The Shoes Make the Art

By Maria Zinser

The shoe makes the outfit. Whether you don brogues or sneakers, stilettos or boots – the choice of footwear will transform your outfit from smart to casual, glamourous to cool. Shoes are no longer just an item of basic clothing, shoes make a statement and not just since Cinderella’s glass pumps, Dorothy Gale’s ruby slippers or Carry Bradshaw’s obsession with Manolo Blahnik’s heeled sandals in Sex and the City. Andy Warhol’s Diamond Dust Shoes, 1980, recently sold at Sotheby’s London for £1,161,000, plays on exactly that fetish, arranging four elegant ladies’ shoes in a type of still-life arrangement familiar to every woman who has resorted to trying on several pairs in a panic to match her outfit. The diamond dust embellishes this otherwise conventional, even messy arrangement with a Cinderella touch.
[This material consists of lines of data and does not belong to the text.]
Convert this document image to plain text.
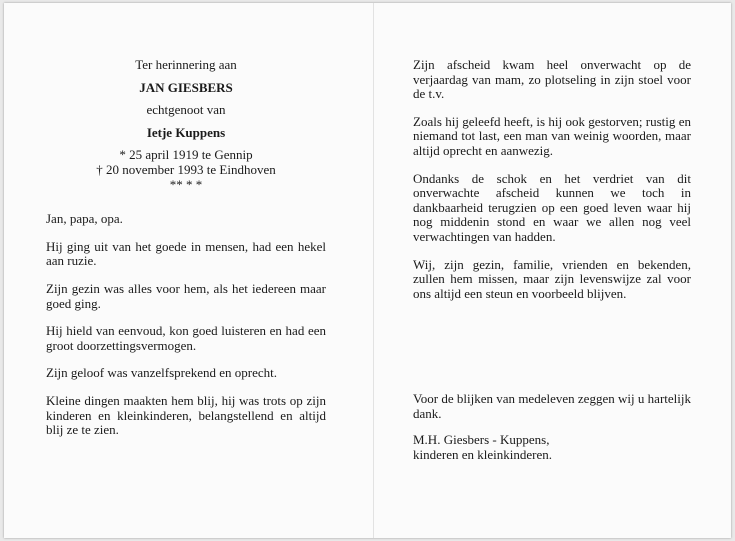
Ter herinnering aan

JAN GIESBERS

echtgenoot van

Ietje Kuppens

* 25 april 1919 te Gennip

† 20 november 1993 te Eindhoven

** * *

Jan, papa, opa.

Hij ging uit van het goede in mensen, had een hekel aan ruzie.

Zijn gezin was alles voor hem, als het iedereen maar goed ging.

Hij hield van eenvoud, kon goed luisteren en had een groot doorzettingsvermogen.

Zijn geloof was vanzelfsprekend en oprecht.

Kleine dingen maakten hem blij, hij was trots op zijn kinderen en kleinkinderen, belangstellend en altijd blij ze te zien.

Zijn afscheid kwam heel onverwacht op de verjaardag van mam, zo plotseling in zijn stoel voor de t.v.

Zoals hij geleefd heeft, is hij ook gestorven; rustig en niemand tot last, een man van weinig woorden, maar altijd oprecht en aanwezig.

Ondanks de schok en het verdriet van dit onverwachte afscheid kunnen we toch in dankbaarheid terugzien op een goed leven waar hij nog middenin stond en waar we allen nog veel verwachtingen van hadden.

Wij, zijn gezin, familie, vrienden en bekenden, zullen hem missen, maar zijn levenswijze zal voor ons altijd een steun en voorbeeld blijven.

Voor de blijken van medeleven zeggen wij u hartelijk dank.

M.H. Giesbers - Kuppens,

kinderen en kleinkinderen.
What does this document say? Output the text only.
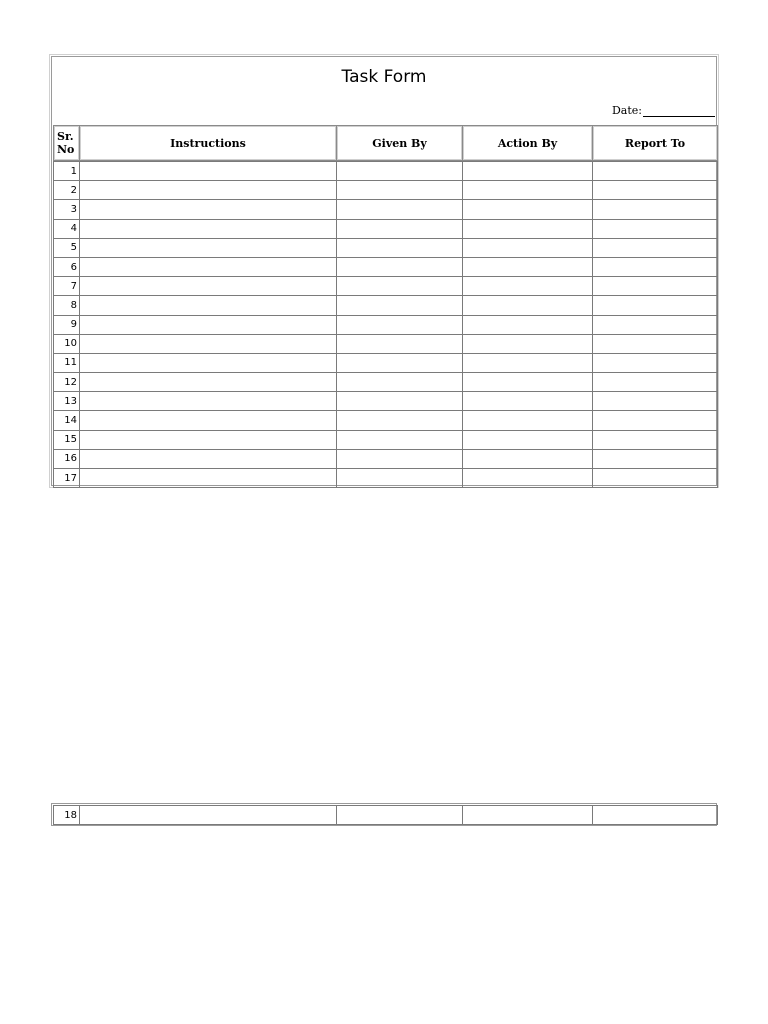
Task Form
Date:
Sr.
No	Instructions	Given By	Action By	Report To
1				
2				
3				
4				
5				
6				
7				
8				
9				
10				
11				
12				
13				
14				
15				
16				
17				
18				
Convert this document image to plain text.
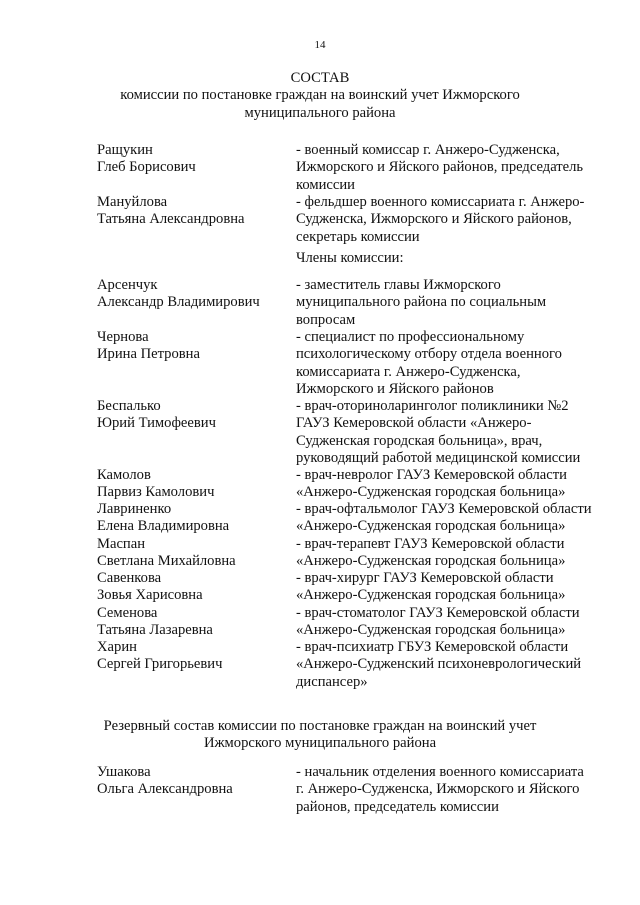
14
СОСТАВ
комиссии по постановке граждан на воинский учет Ижморского
муниципального района
Ращукин
Глеб Борисович
- военный комиссар г. Анжеро-Судженска,
Ижморского и Яйского районов, председатель
комиссии
Мануйлова
Татьяна Александровна
- фельдшер военного комиссариата г. Анжеро-
Судженска, Ижморского и Яйского районов,
секретарь комиссии
Члены комиссии:
Арсенчук
Александр Владимирович
- заместитель главы Ижморского
муниципального района по социальным
вопросам
Чернова
Ирина Петровна
- специалист по профессиональному
психологическому отбору отдела военного
комиссариата г. Анжеро-Судженска,
Ижморского и Яйского районов
Беспалько
Юрий Тимофеевич
- врач-оториноларинголог поликлиники №2
ГАУЗ Кемеровской области «Анжеро-
Судженская городская больница», врач,
руководящий работой медицинской комиссии
Камолов
Парвиз Камолович
- врач-невролог ГАУЗ Кемеровской области
«Анжеро-Судженская городская больница»
Лавриненко
Елена Владимировна
- врач-офтальмолог ГАУЗ Кемеровской области
«Анжеро-Судженская городская больница»
Маспан
Светлана Михайловна
- врач-терапевт ГАУЗ Кемеровской области
«Анжеро-Судженская городская больница»
Савенкова
Зовья Харисовна
- врач-хирург ГАУЗ Кемеровской области
«Анжеро-Судженская городская больница»
Семенова
Татьяна Лазаревна
- врач-стоматолог ГАУЗ Кемеровской области
«Анжеро-Судженская городская больница»
Харин
Сергей Григорьевич
- врач-психиатр ГБУЗ Кемеровской области
«Анжеро-Судженский психоневрологический
диспансер»
Резервный состав комиссии по постановке граждан на воинский учет
Ижморского муниципального района
Ушакова
Ольга Александровна
- начальник отделения военного комиссариата
г. Анжеро-Судженска, Ижморского и Яйского
районов, председатель комиссии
Orientalist works of art frequently feature shoes rather prominently, particularly in depictions of Muslim prayer, for which believers are required to take off their shoes, as seen in The Dhikr by Eugène Baugniès, sold at last year’s Orientalist sale for £100,000, or the upcoming work Evening Prayers by Eugène Girardet (estimated at £150,000-£200,000). The Cobbler by Jean Discart (estimated at £150,000-£200,000) presents at its centre a still life of babouches, traditional Moroccan slippers, of different colours, some plain, some embellished, in different states of disrepair. A tall wanderer in a voluminous cloak, a walking stick in hand, has stopped at the shop to have his right shoe repaired by a specialist. Both men are carefully focussed on the meticulous work of the cobbler, the quality of whose work the traveller will depend on for his onward journey.


Looking at the painting, one simply cannot get enough of the skilled rendering of different textures and close attention to detail becoming ever-more apparent upon closer inspection of the work. Another still life of two roses in a vase – a surprising addition to an otherwise humble street shop – decorates the cobbler’s little side table, which holds his box of specialist equipment and scissors. Discart explores this everyday situation with an emphasis on skilled craftsmanship and an eye for beauty in the ordinary, in a scene that nevertheless remained very exotic to his audience.


Babouche slippers in all their variations have been worn by men and women in North Africa and the Middle East for centuries, with the pointed-toe style even becoming fashionable at the 17th century French court. Since 2016, the babouche has been extremely en vogue again with luxury designers from Dolce & Gabbana and Yves Saint Laurent to fashionable high-end brands like Acne Studio and A.P.C. bringing them to the international catwalks. Thus, Discart’s work today also serves as a reminder of globalisation and cultural appropriation, visualising the inspiration that fashion continues to draw from traditional clothing.